On sait que lorsqu’un apprenant est en état de surcharge mentale, il a du mal à se représenter les notions à apprendre, garde en mémoire une information partielle ou erronée, et se trouve par là même en grande difficulté au moment de les mobiliser… C'est notamment pourquoi il est essentiel de bien calibrer ses objectifs pédagogiques.

Comprendre et éviter la surcharge 

Si la surcharge mentale nuit à l'apprentissage, c'est notamment parce que le nombre d’informations que notre cerveau peut traiter en même temps est limité. Cette limite est celle de notre mémoire de travail, qui stocke les informations pertinentes de notre environnement en fonction de nos besoins du moment. La mémoire de travail est aussi la porte d’entrée de la mémoire à long terme, qui conserve une trace de nos apprentissages, et nous permet ensuite de les utiliser lors de situations nouvelles.

Si trop d’informations arrivent en même temps, notre mémoire de travail ne parvient plus à accorder à chacune de ces informations l'attention qu'elle mérite ; inévitablement, certaines de ces informations passeront à la trappe. Dans un contexte d’apprentissage, c'est particulièrement problématique : lorsqu'on cherche à comprendre un concept, on a généralement besoin de plusieurs informations pour s’en construire une bonne représentation. Or, se représenter correctement les notions à apprendre a un impact non seulement sur la mémorisation, mais surtout sur la capacité des apprenants à utiliser leurs connaissances lorsqu'ils en auront besoin. Mettre vos apprenants en situation de charge mentale peut donc bloquer le développement de nouvelles compétences.

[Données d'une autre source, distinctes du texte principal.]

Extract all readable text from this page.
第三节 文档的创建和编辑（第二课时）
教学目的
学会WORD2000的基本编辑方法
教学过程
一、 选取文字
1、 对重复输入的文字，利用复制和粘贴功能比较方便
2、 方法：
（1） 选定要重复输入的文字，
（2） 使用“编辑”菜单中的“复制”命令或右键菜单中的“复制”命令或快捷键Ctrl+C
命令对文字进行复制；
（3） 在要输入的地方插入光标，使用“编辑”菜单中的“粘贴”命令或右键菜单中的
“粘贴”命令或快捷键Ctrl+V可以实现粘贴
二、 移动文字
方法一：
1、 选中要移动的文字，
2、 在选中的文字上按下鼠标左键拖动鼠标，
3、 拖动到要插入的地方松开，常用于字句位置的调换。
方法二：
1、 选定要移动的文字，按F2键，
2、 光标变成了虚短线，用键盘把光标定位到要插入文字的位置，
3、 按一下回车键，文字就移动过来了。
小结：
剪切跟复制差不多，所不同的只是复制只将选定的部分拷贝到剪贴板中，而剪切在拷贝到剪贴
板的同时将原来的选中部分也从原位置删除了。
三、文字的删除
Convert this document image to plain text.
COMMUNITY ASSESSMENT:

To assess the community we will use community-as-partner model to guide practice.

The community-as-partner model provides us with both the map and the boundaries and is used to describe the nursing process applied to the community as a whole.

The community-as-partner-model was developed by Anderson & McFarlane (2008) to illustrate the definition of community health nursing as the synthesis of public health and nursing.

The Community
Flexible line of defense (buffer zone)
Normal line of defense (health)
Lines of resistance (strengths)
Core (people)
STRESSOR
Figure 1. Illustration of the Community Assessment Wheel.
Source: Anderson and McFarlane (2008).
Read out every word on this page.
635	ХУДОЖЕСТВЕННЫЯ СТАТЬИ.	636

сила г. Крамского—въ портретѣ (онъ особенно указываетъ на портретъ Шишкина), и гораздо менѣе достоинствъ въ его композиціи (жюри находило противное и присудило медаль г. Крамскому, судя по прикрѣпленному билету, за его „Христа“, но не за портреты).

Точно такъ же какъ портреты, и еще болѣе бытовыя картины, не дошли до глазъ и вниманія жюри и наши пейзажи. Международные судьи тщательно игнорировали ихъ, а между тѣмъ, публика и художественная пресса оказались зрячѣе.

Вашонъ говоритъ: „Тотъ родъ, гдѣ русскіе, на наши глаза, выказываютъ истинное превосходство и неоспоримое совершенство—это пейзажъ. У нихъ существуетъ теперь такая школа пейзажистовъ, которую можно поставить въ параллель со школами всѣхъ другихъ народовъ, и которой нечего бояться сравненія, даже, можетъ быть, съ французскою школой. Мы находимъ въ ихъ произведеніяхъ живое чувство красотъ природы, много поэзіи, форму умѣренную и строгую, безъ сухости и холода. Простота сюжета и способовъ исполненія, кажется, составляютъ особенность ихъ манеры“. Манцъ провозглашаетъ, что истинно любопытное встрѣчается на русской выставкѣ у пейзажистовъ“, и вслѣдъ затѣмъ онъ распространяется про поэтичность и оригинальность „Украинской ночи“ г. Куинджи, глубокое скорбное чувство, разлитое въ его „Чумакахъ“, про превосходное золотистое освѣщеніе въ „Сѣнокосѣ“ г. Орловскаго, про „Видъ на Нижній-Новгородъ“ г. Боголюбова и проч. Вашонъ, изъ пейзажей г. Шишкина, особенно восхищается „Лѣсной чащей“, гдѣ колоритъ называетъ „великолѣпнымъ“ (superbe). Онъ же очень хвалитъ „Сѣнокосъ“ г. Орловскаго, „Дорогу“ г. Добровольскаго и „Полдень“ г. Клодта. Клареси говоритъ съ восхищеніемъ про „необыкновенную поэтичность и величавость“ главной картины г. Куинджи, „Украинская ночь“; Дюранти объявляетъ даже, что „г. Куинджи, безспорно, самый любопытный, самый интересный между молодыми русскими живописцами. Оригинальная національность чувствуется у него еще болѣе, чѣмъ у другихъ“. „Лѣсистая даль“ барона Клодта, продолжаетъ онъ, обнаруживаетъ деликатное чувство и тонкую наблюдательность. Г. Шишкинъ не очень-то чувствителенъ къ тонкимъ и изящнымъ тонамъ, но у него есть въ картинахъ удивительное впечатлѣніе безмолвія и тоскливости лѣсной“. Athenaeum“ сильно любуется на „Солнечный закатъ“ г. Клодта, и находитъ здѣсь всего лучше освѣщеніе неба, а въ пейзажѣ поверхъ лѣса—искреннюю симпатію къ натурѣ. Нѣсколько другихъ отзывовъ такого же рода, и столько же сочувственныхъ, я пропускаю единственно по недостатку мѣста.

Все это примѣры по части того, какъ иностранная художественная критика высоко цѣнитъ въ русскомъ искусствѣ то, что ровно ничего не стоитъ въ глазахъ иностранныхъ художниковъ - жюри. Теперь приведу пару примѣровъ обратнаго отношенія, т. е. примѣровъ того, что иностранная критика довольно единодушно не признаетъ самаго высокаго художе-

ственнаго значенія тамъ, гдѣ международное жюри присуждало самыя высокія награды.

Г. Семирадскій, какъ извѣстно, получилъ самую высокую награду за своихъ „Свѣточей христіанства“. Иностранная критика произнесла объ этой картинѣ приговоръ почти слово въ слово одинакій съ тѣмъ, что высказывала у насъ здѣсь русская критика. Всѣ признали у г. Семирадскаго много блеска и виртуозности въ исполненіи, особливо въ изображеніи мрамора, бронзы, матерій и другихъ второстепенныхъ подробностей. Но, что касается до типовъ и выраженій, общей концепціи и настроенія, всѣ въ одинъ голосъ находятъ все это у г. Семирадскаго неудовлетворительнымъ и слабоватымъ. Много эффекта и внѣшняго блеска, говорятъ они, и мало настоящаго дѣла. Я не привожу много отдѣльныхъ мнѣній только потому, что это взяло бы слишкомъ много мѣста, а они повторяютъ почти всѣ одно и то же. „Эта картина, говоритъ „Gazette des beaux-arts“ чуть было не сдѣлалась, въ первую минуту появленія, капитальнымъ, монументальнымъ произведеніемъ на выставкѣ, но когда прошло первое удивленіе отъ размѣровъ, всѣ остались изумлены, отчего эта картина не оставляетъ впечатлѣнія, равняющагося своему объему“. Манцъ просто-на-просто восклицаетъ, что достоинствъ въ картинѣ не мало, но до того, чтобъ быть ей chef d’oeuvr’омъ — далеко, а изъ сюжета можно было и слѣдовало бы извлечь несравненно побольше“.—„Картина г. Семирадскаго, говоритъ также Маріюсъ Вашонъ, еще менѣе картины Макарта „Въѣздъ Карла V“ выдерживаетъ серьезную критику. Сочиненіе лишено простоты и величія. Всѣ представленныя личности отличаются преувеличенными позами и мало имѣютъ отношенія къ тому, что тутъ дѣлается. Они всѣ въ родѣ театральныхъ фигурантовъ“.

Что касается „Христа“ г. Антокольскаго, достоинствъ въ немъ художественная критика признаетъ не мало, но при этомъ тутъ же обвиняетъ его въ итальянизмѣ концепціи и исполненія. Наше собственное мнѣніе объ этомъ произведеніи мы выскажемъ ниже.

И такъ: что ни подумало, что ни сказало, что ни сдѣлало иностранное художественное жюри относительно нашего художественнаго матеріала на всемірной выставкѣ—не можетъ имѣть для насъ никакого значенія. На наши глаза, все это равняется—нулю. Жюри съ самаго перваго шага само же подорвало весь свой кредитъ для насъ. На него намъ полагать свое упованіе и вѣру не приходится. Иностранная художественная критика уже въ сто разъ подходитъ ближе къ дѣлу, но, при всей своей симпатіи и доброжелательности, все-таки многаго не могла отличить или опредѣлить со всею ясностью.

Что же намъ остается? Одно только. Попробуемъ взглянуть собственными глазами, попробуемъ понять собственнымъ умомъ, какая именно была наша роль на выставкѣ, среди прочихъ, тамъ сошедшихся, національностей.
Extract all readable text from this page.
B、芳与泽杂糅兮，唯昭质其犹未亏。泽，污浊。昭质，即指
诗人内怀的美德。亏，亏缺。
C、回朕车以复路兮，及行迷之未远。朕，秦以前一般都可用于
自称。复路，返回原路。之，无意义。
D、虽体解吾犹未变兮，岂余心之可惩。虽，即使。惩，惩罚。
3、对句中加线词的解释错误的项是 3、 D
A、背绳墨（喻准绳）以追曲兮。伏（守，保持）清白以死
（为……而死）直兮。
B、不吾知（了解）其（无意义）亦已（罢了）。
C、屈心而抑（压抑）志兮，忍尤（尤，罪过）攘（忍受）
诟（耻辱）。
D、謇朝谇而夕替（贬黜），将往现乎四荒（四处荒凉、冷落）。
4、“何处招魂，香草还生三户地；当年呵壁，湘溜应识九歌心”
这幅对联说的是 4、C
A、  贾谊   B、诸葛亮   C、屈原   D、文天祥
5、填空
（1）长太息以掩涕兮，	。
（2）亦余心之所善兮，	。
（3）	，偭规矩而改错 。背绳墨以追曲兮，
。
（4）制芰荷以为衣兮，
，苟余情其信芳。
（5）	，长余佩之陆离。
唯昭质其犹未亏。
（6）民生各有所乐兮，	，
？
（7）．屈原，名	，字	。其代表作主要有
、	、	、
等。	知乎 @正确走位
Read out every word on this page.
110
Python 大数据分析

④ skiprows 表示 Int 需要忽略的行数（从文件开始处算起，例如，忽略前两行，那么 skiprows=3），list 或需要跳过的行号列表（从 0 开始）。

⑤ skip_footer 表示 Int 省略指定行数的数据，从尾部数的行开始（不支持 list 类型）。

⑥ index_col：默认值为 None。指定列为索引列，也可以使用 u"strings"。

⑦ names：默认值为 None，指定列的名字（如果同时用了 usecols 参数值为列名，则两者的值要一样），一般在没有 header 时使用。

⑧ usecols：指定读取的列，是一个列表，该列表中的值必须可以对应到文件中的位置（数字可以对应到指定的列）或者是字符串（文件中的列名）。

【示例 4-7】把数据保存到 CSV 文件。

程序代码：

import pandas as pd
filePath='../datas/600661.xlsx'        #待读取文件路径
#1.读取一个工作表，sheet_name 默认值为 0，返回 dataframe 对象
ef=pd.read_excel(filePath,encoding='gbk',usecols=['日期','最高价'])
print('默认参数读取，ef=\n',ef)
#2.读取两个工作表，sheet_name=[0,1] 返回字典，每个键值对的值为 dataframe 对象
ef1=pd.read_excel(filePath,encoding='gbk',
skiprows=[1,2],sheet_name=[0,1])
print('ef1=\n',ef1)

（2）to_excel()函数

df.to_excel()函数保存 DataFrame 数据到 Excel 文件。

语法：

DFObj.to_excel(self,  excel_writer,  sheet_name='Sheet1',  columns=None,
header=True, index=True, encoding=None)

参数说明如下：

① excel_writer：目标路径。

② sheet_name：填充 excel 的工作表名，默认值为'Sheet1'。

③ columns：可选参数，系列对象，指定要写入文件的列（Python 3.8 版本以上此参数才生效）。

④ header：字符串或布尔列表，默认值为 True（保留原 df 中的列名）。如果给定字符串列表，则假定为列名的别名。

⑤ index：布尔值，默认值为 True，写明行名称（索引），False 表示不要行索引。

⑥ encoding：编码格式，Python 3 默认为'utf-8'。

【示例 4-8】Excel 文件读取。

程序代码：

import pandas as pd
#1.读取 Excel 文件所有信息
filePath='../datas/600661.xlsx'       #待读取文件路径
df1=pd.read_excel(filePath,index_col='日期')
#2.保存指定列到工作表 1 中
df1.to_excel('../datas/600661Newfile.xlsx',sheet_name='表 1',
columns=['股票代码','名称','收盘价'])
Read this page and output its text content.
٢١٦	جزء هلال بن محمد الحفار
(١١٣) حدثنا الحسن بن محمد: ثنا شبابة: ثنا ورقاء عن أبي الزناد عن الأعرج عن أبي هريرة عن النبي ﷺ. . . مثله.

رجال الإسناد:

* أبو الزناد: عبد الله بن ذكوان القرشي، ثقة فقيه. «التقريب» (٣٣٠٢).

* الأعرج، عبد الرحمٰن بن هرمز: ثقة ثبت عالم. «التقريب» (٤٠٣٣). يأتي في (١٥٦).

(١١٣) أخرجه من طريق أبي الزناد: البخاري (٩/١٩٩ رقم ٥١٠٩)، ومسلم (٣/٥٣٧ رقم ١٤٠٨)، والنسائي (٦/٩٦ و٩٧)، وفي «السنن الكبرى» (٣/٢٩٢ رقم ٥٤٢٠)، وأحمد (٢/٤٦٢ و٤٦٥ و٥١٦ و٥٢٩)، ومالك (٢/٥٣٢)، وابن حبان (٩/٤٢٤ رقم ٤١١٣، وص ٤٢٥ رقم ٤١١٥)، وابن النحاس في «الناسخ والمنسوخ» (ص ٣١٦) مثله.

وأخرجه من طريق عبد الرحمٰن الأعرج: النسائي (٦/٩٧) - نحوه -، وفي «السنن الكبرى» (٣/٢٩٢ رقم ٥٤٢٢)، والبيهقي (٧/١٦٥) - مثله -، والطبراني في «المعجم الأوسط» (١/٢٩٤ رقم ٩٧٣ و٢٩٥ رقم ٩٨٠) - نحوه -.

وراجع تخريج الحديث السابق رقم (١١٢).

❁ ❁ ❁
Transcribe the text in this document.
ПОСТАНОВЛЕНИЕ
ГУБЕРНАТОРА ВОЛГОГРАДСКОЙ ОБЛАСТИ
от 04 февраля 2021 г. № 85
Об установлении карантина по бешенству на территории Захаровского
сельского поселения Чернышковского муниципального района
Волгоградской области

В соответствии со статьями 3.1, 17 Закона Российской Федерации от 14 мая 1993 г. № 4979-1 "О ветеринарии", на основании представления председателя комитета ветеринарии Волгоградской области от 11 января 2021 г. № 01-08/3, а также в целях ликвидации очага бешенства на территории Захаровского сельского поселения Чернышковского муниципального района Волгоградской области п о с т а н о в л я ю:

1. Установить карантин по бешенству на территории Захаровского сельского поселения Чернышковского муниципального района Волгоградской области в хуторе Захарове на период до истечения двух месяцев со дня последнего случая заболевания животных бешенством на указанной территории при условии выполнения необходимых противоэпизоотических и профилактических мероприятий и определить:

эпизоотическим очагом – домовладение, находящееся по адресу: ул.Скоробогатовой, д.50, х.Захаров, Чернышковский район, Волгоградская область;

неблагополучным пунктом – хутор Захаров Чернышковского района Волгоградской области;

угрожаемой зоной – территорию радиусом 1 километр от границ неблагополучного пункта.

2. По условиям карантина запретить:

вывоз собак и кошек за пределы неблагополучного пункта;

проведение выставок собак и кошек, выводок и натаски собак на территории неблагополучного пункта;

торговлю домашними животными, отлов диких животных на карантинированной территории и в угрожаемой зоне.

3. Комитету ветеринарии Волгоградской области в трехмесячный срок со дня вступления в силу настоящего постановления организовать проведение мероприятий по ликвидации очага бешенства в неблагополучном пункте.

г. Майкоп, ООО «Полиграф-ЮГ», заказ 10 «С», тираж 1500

Ainsi, la façon dont est découpé un contenu d'apprentissage, dans l'espace et le temps, joue un rôle déterminant dans la transmission de compétences. Séquencer le plus finement possible les éléments à transmettre renforce la mémorisation des apprenants, mais surtout leur donne les moyens de mobiliser ces nouveaux éléments dans une situation concrète.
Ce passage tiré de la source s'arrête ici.